Alain Gillot, lauréat 2015 du Prix Jules Rimet, était membre du jury de cette nouvelle édition 2016 qui a consacré Daniel Rondeau. Le lendemain, il nous envoyait ces quelques mots.
« Il était convenu de se retrouver chez Walzcak, « aux sportifs réunis », restaurant fondé par un ancien mineur, boxeur au grand coeur, qui lassé d’amocher les bonshommes, a préféré les asseoir, pour mieux les régaler.
La porte d’entrée dit tout. Pas de poignée à l’extérieur, il faut qu’un ami vous ouvre, ou bien le patron, pour vous dire comme on tient à son intimité, dans cet endroit. Nous avons délibéré au champagne et au saucisson, et ce ne fut pas difficile de décerner le prix au vice roi de Malte (1), par ailleurs pressenti pour l’Académie, qui possède un jab redoutable et un œil d’aigle.
Le rhinocéros du jardin des plantes, que des déménageurs sans états d’âme ont abandonné là un jour d’ivresse, nous a gueulé dessus toute la soirée, mais nous n’avons rien entendu, occupés à converser avec les habitués du lieu, Blier, Ventura, Francis Blanche, Bebel et j’en passe, qui ne quittent jamais vraiment ces vertes banquettes. Il y avait même Brassens tout au fond, griffonnant ses rimes sur un coin de nappe. Qui sait si ce n’était pas pour la patronne ?
Nous avons célébré Cerdan, le père, Anquetil tout seul et Bahamontes le haut, Curkovic et les Revelli, et même Ray Sugar Robinson, a qui le fondateur des lieux a appris à compter jusqu’à huit, ce n’est pas donné a tout le monde. A la fin, tout s’est mélangé, l’aigle de Tolède et la tortue qui veille sur la cabine téléphonique, le grand Jacques et le prince des pommes sautées. Nous n’avons tourné le dos à rien. La vie se mange de face, et saignante.

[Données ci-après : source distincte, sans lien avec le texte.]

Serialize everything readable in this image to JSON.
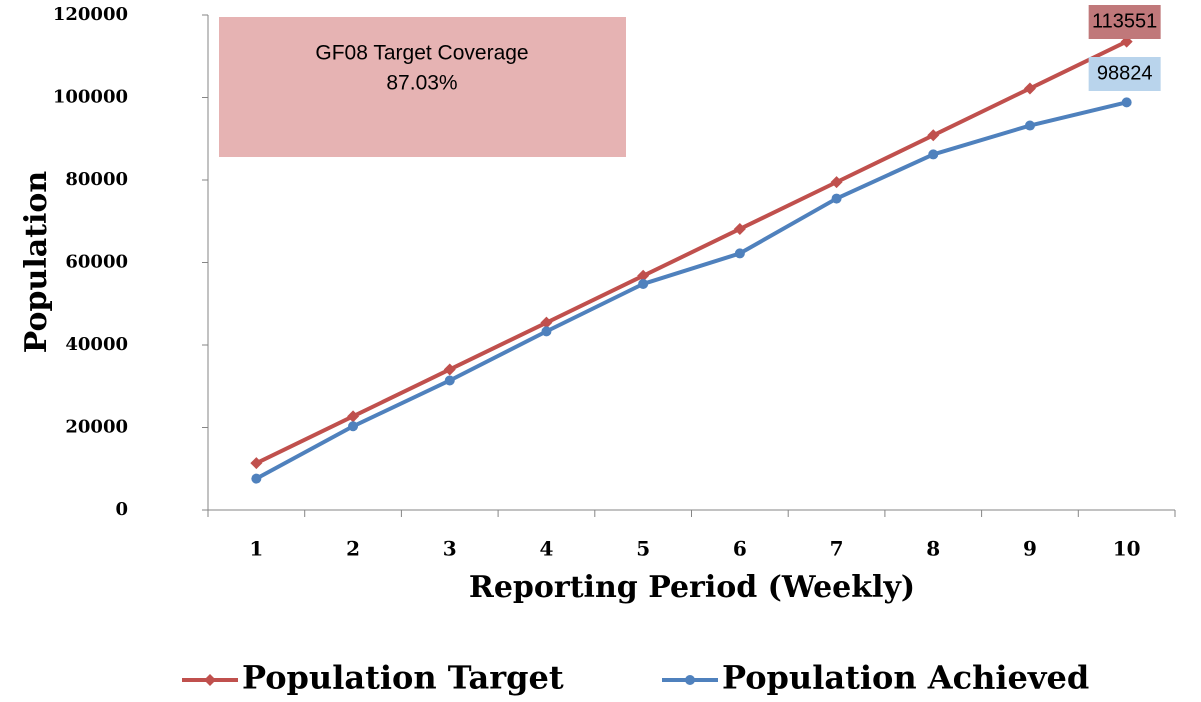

Tard dans la soirée, nous avons convoqué les Stéphanois, on le fait toujours, la bataille de Kiev, et nous avons revisité le temps des barbares, quand du côté d’Auteuil, les hordes d’anglais déferlaient dans les supermarchés, pour y dévaster le rayon des bières et dribbler des légions de CRS.
Nous-nous sommes souvenus de tout, ou presque, des scores, de l’état de la pelouse, de la couleur des maillots, de la composition des équipes et de combien gagnaient les joueurs. Nous-nous sommes mêmes rappelés de nous, enfants, en tribune, impatients d’entrer sur le terrain, pour jouer notre partie, en espérant tout donner. Ce match là, on en finit pas de le rejouer.
Nous avons fini par nous regrouper à une table, quelques irréductibles, bien décidés à nous défendre jusqu’à épuisement des dernières munitions. Il y a des soirs où la tristesse ne peut pas gagner. Elle pourrait jouer mille ans. Toutes ses frappes passent à côté. La poire est arrivée en renfort, et nous avons décidé une prolongation, sans aller toutefois jusqu’aux pénalty. Car, comme vous le savez, l’amitié n’est pas une loterie, mais un sport d’équipe. »
Alain Gillot.
(1) Daniel Rondeau a été ambassadeur de France à Malte de 2008 à 2011.